Bible Bath appears as both amusing and disconcerting. It is imbued with an honesty that makes it unnerving, while still fostering an appeal to both those in Christian circles and in the art world. The use of the artist’s body in other works is more immediate, dramatic, and potentially offensive. Day does not shrink away from the traditional symbolism connected to the physical bodies of female performance artists. The woman’s body is the battleground for feminist concerns and ideologies. By stripping down their bodies, Day and other female performance artists regain the control taken from women by a patriarchal society.

This is most evident in Eve. Once, again, connecting to religious tales, Day presents herself as a sinless figure of the mother of humanity. Her naked body is covered in flour to reveal its Edenic purity. As in much of Day’s work, the performance is then inhabited by the accoutrements of childhood. This time it is in the form of the childhood game of bobbing for apples. One by one, Day grasps these blood red, candy coated apples with her mouth, drops them down her torso, and into her lap. Images of sin, death, loss of innocence, and sexuality merge into one powerful scene.

Eve is far from subtle. It tackles Christian beliefs head on, but it communicates in the language of contemporary art. Physical vocabulary is important to Day. Even when she is not using her own physical body the works enlist a materiality that calls attention to the truth of the circumstances presented. A comparison between Ritual Obstacle Course and Closer to the Light is a case in point.
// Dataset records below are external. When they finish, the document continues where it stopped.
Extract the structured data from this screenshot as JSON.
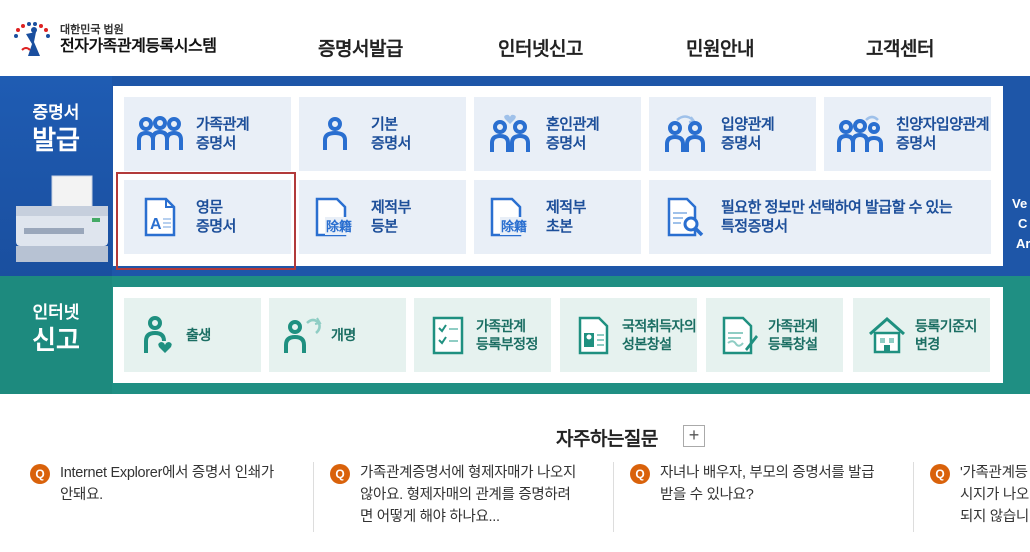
{
  "header": {
    "logo_sub": "대한민국 법원",
    "logo_main": "전자가족관계등록시스템",
    "nav": [
      "증명서발급",
      "인터넷신고",
      "민원안내",
      "고객센터"
    ]
  },
  "issue": {
    "side_title_1": "증명서",
    "side_title_2": "발급",
    "cards": [
      {
        "l1": "가족관계",
        "l2": "증명서",
        "icon": "family-icon"
      },
      {
        "l1": "기본",
        "l2": "증명서",
        "icon": "person-icon"
      },
      {
        "l1": "혼인관계",
        "l2": "증명서",
        "icon": "couple-heart-icon"
      },
      {
        "l1": "입양관계",
        "l2": "증명서",
        "icon": "adoption-icon"
      },
      {
        "l1": "친양자입양관계",
        "l2": "증명서",
        "icon": "full-adoption-icon"
      },
      {
        "l1": "영문",
        "l2": "증명서",
        "icon": "english-document-icon"
      },
      {
        "l1": "제적부",
        "l2": "등본",
        "icon": "removed-register-icon"
      },
      {
        "l1": "제적부",
        "l2": "초본",
        "icon": "removed-register-icon"
      },
      {
        "l1": "필요한 정보만 선택하여 발급할 수 있는",
        "l2": "특정증명서",
        "icon": "document-search-icon"
      }
    ],
    "right_edge": [
      "Ve",
      "C",
      "Ar"
    ],
    "stamp_label": "除籍"
  },
  "report": {
    "side_title_1": "인터넷",
    "side_title_2": "신고",
    "cards": [
      {
        "l1": "출생",
        "l2": "",
        "icon": "birth-icon"
      },
      {
        "l1": "개명",
        "l2": "",
        "icon": "rename-icon"
      },
      {
        "l1": "가족관계",
        "l2": "등록부정정",
        "icon": "checklist-icon"
      },
      {
        "l1": "국적취득자의",
        "l2": "성본창설",
        "icon": "id-card-icon"
      },
      {
        "l1": "가족관계",
        "l2": "등록창설",
        "icon": "document-pen-icon"
      },
      {
        "l1": "등록기준지",
        "l2": "변경",
        "icon": "house-icon"
      }
    ]
  },
  "faq": {
    "title": "자주하는질문",
    "plus": "+",
    "q_badge": "Q",
    "items": [
      {
        "lines": [
          "Internet Explorer에서 증명서 인쇄가",
          "안돼요."
        ]
      },
      {
        "lines": [
          "가족관계증명서에 형제자매가 나오지",
          "않아요. 형제자매의 관계를 증명하려",
          "면 어떻게 해야 하나요..."
        ]
      },
      {
        "lines": [
          "자녀나 배우자, 부모의 증명서를 발급",
          "받을 수 있나요?"
        ]
      },
      {
        "lines": [
          "'가족관계등",
          "시지가 나오",
          "되지 않습니"
        ]
      }
    ]
  },
  "colors": {
    "issue_band": "#1e56a8",
    "report_band": "#1f8f83",
    "issue_card": "#e9eff7",
    "report_card": "#e6f2ef",
    "issue_text": "#1d4f9a",
    "report_text": "#1b6e63",
    "faq_badge": "#d9620b",
    "selection": "#b23a3a"
  }
}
In Ritual Obstacle Course Day navigates the mythic tasks of some self-imposed bodily challenge. She interacts with structures she has previously built in the natural world. The rituals begin with the gathering of pottery from the puddles of a muddy plot of land. Dressed in garments of white, like her figure in Eve, she performs various tasks with the vessels at the appointed stations. until her white, mime-like mask is washed clean from her face in the "rain machine," completing the ordeal.

Closer to the Light is the alter ego of Ritual Obstacle Course. It is the child’s version—the title coming from a book of the same name that addresses near death experiences of children. It is a stop-action, puppet animation that finds the central character—a doll that seems a cross between Snow White and Alice in Wonderland—performing identical tasks in a world of toys. This is the child-like Bible Bath version of the actual biblical tale. Day wants the viewer to understand that we sometimes require a re-telling, a re-imagining of our archetypes, in order to better dissect their content. Our familiarity with the stories and practices of our youth may cause us to neglect the high seriousness of their full implications.
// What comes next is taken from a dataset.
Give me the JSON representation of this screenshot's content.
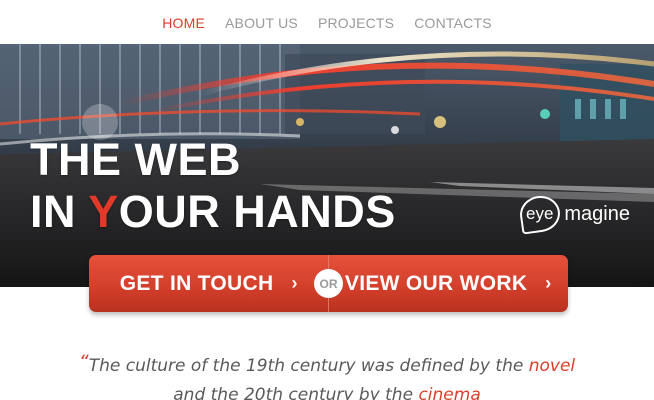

Performance and even video art are like a foreign language to many people. They do not often possess the intrinsic beauties that many assume are the hallmarks of good art. Amy Day’s work is fun and humorous, but also serious. She uses the first two elements to elicit questions in the minds of her viewers so that the latter is palatable. It is these vivid reinterpretations that work on our imaginations over time.